# This Sunday's sermons



## TimV (Nov 7, 2010)

Very good sermon about how NT authors kept a balance between theology and practical Christian living, and the dangers of being overly interested in either one or the other. As an example, after 11 chapters of theology, Paul opens chapter 12 saying "So, because of this, live this way...".


----------



## jwithnell (Nov 7, 2010)

We started Hosea this morning with a warning about how sternly God deal with sin in the church.


----------



## lynnie (Nov 7, 2010)

Today is Orphan Sunday and we heard a wonderful sermon about orphans and adoption. There was an initial section about the sheer numbers of orphans all over the world, then a section with all the verses about God adopting us and our adoption as Christians, and then the verses about God's command to care for orphans and widows and the fatherless, and some practical ideas of what we can do individually and as the church at large. In my church there are about 2 dozen kids adopted from all over the world, and they have a good missions emphasis on foreign orphans.

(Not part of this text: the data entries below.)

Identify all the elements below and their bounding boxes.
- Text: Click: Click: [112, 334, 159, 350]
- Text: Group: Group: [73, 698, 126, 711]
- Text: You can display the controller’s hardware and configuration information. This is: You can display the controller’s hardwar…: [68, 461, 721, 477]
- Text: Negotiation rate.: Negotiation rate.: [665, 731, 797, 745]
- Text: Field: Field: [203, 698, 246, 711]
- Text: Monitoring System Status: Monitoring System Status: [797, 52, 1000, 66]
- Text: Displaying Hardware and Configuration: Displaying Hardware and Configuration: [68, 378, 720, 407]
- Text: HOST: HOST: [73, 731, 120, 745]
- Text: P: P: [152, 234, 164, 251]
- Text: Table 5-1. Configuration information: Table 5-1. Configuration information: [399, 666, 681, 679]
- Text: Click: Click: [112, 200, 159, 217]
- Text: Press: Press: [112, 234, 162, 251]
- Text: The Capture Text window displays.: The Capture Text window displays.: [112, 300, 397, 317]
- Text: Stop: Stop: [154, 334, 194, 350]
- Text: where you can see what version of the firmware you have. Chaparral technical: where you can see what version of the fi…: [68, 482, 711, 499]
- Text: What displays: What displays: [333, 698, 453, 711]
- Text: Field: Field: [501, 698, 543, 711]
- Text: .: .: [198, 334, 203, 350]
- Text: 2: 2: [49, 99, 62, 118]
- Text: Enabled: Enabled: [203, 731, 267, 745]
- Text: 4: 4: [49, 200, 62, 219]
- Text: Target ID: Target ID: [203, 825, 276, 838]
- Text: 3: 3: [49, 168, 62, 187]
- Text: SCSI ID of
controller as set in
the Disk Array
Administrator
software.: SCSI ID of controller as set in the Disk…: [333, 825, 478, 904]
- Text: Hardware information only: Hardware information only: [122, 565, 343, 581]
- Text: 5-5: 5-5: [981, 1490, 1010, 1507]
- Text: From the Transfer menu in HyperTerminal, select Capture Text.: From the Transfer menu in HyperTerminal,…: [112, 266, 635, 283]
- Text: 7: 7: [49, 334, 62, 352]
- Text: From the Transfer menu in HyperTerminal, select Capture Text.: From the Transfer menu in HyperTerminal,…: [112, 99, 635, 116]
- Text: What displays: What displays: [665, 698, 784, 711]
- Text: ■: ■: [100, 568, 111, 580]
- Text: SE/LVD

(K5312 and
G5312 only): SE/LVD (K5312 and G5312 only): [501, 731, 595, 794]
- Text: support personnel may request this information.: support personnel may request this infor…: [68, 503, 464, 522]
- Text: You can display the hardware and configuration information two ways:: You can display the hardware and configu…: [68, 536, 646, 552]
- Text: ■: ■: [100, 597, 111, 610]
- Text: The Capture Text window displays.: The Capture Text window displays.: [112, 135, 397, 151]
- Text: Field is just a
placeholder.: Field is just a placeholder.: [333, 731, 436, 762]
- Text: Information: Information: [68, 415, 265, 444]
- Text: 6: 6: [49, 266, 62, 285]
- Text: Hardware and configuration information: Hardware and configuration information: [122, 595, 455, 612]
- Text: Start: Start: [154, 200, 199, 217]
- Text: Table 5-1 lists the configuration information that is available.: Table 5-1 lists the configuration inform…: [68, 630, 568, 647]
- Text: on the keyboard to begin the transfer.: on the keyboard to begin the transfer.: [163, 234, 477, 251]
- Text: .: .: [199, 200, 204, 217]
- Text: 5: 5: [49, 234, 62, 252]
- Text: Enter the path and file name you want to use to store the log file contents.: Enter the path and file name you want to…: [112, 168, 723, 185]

At the end the pastor sounded like John Piper's book "Don't waste your life", and how when your kids grow up and move out, instead of getting comfortable, take in foster kids. His parents did that and he is 52 and has a 12 year old adopted sister. I was convicted, I guess after 5 kids and homeschooling our 14 year old I am looking forward to a little bit of rest one of these years! But I did try to recommit my life to God's service, whatever that is.

In some countries now the cops have found a new method to deal with all the street kids- they just shoot them. You won't read about it in the MSM but it is going on. So we can pray for God to save kids, and help the workers in those cities who work with the street kids. As the economy goes down globally it gets worse all the time.


----------



## au5t1n (Nov 7, 2010)

My pastor preached about the state of the soul after death, and the coming resurrection of our bodies.


----------